Nur bewusst wahrgenommener Stress lässt sich reduzieren. Aufmerksam werden sollte eine Person, wenn zunehmend Gefühle von Überlastung und Überforderung in den Vordergrund rücken und sie kaum Zeit für sich findet. Auch, wer sich immer öfter gehetzt und angespannt fühlt, sollte versuchen, Stress abzubauen. Neben Erholungszeiten sowie einer Veränderung der Stress auslösenden Lebenssituation spielen Entspannungsmethoden und Bewegung eine bedeutende Rolle bei der Stressreduzierung. Der Körper kann Stresshormone abbauen und zugleich entspannende Hormone freisetzen, darunter Serotonin und Dopamin.

Verschlechtere sich das Allgemeinbefinden und komme jemand aus eigener Kraft nicht aus der Belastungsspirale heraus, sollte man sich Hilfe holen, rät der Experte. Der erste Kontakt könne der Hausarzt sein. Dieser überweise bei Bedarf zu einem Psychotherapeuten, Psychiater oder Psychologen.

Transparenzhinweis
  • Die Informationen ersetzen keine ärztliche Beratung und dürfen daher nicht zur Selbsttherapie verwendet werden.
Verwendete Quellen
  • internisten-im-netz.de: "Stress". Online-Information des Berufsverbands Deutscher Internistinnen und Internisten e.
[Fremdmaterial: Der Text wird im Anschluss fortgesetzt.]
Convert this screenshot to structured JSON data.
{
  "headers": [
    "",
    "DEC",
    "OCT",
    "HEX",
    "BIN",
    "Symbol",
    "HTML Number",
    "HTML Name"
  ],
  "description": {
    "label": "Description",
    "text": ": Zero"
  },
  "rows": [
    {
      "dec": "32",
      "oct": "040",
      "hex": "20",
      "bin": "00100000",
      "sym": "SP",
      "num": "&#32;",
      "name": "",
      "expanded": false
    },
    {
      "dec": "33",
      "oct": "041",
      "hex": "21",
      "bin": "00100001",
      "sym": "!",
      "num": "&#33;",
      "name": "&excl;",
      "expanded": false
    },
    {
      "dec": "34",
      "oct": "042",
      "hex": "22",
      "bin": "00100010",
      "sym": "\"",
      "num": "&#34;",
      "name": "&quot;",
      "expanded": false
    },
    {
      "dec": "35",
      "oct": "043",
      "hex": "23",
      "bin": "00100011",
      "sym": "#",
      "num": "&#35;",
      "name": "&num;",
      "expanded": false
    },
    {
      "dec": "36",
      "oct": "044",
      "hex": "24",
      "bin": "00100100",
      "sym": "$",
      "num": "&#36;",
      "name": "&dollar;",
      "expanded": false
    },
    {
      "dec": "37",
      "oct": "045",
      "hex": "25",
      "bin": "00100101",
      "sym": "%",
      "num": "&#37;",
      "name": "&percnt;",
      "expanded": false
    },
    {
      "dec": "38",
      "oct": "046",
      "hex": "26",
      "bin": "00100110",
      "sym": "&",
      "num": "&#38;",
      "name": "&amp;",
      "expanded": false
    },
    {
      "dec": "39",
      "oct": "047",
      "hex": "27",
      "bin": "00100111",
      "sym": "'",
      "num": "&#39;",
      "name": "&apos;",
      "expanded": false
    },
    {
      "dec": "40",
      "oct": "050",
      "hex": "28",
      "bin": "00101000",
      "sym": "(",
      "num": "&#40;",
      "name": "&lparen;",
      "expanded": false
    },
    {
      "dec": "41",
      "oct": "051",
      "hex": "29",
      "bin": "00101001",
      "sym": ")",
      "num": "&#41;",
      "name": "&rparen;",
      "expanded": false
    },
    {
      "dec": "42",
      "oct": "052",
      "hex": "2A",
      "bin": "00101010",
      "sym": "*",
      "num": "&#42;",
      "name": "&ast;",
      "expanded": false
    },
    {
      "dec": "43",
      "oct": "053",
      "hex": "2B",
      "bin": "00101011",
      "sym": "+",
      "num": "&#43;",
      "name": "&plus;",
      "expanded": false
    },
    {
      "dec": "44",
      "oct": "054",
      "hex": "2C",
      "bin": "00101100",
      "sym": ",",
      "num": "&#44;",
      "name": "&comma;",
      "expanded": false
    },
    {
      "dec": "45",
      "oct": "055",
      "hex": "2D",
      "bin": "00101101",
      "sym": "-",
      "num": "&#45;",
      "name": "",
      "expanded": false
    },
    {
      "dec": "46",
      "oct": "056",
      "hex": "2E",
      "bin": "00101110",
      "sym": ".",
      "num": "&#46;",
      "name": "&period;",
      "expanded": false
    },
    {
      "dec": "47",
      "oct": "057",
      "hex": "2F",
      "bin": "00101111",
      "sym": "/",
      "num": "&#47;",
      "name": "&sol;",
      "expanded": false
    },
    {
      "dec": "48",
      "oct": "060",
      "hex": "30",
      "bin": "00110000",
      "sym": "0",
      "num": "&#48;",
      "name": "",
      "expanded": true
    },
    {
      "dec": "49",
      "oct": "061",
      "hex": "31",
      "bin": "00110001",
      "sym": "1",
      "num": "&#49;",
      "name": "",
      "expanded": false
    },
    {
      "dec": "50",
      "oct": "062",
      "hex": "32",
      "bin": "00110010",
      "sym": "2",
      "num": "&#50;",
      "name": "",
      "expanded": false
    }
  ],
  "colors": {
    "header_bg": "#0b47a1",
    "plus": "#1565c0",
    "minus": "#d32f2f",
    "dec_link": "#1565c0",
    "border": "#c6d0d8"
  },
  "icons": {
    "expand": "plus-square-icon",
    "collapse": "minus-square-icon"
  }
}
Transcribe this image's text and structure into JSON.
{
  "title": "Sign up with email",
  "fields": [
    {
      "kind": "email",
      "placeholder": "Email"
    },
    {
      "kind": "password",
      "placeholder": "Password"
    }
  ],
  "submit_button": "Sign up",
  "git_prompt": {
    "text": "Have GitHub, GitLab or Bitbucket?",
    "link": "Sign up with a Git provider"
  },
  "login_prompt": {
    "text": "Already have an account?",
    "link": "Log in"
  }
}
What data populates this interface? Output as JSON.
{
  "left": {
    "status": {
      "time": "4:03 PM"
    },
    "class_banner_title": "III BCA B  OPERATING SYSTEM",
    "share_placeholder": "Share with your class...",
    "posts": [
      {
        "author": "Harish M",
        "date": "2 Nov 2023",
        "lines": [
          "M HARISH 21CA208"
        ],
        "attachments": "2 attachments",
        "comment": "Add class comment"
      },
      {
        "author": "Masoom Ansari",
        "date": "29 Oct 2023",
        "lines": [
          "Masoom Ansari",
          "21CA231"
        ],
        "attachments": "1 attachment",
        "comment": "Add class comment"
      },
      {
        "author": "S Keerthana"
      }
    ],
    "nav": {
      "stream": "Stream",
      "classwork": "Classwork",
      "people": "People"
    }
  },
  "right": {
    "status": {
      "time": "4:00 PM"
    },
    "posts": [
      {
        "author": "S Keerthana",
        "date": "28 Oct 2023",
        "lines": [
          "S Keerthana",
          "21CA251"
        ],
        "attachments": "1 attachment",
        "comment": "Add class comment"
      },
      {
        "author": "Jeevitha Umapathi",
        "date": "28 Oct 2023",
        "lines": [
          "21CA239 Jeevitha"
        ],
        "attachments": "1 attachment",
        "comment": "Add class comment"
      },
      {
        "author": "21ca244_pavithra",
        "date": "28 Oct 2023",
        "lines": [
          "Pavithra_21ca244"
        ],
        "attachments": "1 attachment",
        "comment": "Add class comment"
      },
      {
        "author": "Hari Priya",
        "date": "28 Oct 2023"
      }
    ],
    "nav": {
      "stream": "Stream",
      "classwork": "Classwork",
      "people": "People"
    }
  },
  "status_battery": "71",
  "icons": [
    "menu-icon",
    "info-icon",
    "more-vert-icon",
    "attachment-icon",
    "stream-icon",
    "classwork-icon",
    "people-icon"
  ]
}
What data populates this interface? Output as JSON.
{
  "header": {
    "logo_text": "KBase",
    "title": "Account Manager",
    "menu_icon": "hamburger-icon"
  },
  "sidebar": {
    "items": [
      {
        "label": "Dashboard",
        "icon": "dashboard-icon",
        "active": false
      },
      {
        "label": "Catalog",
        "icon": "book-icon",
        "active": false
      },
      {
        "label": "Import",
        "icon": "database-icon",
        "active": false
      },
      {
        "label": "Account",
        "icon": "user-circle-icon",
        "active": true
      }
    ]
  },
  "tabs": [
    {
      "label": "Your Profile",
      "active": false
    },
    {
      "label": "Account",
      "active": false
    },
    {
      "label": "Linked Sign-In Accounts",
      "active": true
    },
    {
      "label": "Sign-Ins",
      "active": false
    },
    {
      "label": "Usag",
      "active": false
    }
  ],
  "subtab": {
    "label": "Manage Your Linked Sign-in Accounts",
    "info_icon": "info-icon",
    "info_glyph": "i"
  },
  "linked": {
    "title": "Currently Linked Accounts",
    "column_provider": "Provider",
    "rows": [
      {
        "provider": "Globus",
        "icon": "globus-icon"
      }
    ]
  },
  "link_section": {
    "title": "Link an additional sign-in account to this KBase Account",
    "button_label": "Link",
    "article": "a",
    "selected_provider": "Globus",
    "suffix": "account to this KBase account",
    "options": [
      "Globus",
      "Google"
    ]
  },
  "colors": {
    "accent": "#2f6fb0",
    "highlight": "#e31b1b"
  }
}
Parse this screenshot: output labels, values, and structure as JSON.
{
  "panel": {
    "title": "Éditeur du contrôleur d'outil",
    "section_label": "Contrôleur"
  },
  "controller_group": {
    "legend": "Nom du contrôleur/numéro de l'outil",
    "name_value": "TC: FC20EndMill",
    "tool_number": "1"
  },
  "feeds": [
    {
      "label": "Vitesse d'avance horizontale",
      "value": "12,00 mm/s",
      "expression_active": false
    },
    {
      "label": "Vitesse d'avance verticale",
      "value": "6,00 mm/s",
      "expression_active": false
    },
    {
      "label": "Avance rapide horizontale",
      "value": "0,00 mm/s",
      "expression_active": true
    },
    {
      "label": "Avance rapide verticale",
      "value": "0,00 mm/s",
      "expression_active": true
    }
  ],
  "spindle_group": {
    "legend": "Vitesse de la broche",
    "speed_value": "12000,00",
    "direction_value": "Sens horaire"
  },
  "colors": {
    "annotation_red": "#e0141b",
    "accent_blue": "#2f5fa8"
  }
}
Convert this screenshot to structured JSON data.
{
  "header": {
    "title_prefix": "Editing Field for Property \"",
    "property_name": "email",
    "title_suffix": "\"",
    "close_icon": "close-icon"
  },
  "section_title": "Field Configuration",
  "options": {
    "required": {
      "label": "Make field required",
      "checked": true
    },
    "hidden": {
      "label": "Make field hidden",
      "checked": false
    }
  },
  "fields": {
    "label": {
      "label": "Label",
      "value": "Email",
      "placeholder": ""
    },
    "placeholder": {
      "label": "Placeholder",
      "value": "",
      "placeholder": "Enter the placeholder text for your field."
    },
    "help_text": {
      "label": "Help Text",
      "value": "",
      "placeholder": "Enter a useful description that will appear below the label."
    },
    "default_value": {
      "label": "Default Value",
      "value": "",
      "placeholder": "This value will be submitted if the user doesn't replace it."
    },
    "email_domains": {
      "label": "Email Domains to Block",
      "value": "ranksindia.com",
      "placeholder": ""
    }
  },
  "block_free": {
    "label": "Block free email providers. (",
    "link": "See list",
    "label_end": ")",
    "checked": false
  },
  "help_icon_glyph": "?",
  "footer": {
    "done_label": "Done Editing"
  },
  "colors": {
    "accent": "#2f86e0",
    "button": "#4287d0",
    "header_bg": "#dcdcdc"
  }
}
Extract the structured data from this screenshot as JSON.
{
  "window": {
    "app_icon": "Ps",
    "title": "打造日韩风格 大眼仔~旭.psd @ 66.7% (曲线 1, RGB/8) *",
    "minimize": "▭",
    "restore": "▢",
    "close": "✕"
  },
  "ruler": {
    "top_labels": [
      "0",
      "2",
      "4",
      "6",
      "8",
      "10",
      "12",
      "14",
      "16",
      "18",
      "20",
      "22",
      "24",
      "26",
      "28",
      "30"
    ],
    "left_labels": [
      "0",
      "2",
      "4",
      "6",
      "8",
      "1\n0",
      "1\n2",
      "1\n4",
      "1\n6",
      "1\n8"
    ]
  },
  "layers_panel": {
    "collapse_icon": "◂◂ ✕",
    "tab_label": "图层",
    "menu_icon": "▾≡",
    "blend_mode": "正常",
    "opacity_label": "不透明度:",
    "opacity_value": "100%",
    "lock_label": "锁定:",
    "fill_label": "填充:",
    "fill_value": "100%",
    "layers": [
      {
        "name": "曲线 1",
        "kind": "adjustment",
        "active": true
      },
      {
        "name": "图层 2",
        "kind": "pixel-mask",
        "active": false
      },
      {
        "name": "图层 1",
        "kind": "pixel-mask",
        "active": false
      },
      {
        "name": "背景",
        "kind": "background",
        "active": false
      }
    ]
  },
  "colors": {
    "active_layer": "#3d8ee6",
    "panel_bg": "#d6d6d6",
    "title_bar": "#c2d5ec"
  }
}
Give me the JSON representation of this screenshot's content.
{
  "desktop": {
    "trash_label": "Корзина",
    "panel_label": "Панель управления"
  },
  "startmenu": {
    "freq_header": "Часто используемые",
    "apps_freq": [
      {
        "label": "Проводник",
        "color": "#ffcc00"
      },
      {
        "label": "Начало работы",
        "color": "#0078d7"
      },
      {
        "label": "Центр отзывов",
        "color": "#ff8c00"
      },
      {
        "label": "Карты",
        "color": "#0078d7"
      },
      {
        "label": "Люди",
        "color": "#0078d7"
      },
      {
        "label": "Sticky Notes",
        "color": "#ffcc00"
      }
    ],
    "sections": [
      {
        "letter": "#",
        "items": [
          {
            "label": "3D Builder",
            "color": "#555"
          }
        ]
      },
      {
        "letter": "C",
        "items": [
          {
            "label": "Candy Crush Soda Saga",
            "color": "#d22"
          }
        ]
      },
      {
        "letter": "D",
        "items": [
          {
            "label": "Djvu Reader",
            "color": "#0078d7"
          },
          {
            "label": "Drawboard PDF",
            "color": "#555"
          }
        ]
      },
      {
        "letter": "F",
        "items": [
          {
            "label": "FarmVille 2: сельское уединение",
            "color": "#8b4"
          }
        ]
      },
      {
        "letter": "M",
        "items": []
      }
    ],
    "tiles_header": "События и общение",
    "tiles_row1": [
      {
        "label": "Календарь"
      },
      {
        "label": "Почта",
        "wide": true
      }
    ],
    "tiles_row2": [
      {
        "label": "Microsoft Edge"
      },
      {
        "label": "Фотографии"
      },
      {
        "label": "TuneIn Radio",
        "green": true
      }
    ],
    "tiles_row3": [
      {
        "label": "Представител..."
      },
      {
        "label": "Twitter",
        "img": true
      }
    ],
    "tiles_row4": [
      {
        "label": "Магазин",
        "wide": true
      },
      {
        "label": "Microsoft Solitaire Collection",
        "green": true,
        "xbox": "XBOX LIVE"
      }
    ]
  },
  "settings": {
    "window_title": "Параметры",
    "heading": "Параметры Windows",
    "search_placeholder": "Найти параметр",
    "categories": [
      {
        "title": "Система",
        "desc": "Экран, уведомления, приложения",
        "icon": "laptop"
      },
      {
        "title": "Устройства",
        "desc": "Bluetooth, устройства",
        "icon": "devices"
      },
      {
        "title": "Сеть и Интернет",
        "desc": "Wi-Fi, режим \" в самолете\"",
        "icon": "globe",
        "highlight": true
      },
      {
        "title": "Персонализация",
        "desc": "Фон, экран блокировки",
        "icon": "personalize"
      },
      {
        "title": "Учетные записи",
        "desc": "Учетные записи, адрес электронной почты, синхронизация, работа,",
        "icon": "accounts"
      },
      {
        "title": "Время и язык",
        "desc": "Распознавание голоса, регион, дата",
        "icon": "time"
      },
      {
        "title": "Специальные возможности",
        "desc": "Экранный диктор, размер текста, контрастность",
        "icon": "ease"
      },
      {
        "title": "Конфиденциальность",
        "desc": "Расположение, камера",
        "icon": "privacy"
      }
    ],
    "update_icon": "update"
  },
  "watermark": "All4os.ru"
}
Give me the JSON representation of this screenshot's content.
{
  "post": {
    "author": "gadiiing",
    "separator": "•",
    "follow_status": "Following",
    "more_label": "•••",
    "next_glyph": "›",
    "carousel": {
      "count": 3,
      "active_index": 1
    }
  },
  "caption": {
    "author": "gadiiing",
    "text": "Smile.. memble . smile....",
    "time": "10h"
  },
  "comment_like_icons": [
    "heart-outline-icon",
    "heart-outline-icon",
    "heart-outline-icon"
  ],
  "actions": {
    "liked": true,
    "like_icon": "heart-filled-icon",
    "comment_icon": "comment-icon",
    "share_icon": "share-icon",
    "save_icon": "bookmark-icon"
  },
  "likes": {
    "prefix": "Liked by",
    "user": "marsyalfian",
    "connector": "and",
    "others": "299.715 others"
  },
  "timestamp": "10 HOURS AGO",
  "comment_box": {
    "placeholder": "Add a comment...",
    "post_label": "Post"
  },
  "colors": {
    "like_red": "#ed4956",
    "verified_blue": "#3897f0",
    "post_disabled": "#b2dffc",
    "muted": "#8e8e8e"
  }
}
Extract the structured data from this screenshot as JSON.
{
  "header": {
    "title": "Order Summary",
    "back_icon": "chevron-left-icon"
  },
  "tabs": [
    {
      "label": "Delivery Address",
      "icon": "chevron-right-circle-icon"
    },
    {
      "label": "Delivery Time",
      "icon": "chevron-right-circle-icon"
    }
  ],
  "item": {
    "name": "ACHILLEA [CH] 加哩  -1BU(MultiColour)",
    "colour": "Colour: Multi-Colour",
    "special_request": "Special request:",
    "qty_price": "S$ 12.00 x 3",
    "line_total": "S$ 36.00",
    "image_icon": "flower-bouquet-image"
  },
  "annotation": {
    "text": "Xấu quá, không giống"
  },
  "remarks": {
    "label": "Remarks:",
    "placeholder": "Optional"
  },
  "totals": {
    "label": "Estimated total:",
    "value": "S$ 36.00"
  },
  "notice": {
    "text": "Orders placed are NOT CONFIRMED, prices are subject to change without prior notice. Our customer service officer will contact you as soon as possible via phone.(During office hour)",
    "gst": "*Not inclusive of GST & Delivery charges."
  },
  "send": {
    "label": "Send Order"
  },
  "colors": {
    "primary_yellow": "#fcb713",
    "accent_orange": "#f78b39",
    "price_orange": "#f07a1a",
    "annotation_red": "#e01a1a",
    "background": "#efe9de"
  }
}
V. (BDI). (Stand: Aufgerufen am 28. Juni 2024)
  • bmz.de: "Resilienz". Online-Information des Bundesministeriums für wirtschaftliche Zusammenarbeit und Entwicklung. (Stand: Aufgerufen am 28. Juni 2024)
  • gesundheitsinformation.de: "Wie funktioniert das Nervensystem?". Online-Information des Instituts für Qualität und Wirtschaftlichkeit im Gesundheitswesen (IQWiG). (Stand: 5. April 2023)
  • gesund.bund.de: "Stress: Auswirkungen auf Körper und Psyche". Online-Information des Bundesministeriums für Gesundheit. (Stand: 31. Januar 2022)
  • gesund.bund.de: "Entspannungsmethoden: Welche Techniken gegen Stress helfen können". Online-Information des Bundesministeriums für Gesundheit. (Stand: 18. Januar 2022)
  • leitbegriffe-bzga.de: "Stress und Stressbewältigung". Online-Information der Bundeszentrale für gesundheitliche Aufklärung (BZgA). (Stand: 7. Januar 2022)
  • ncbi.nlm.nih.gov: "High Cortisol and the Risk of Dementia and Alzheimer’s Disease: A Review of the Literature". Online-Information der National Library of Medicine. (Stand: 2019)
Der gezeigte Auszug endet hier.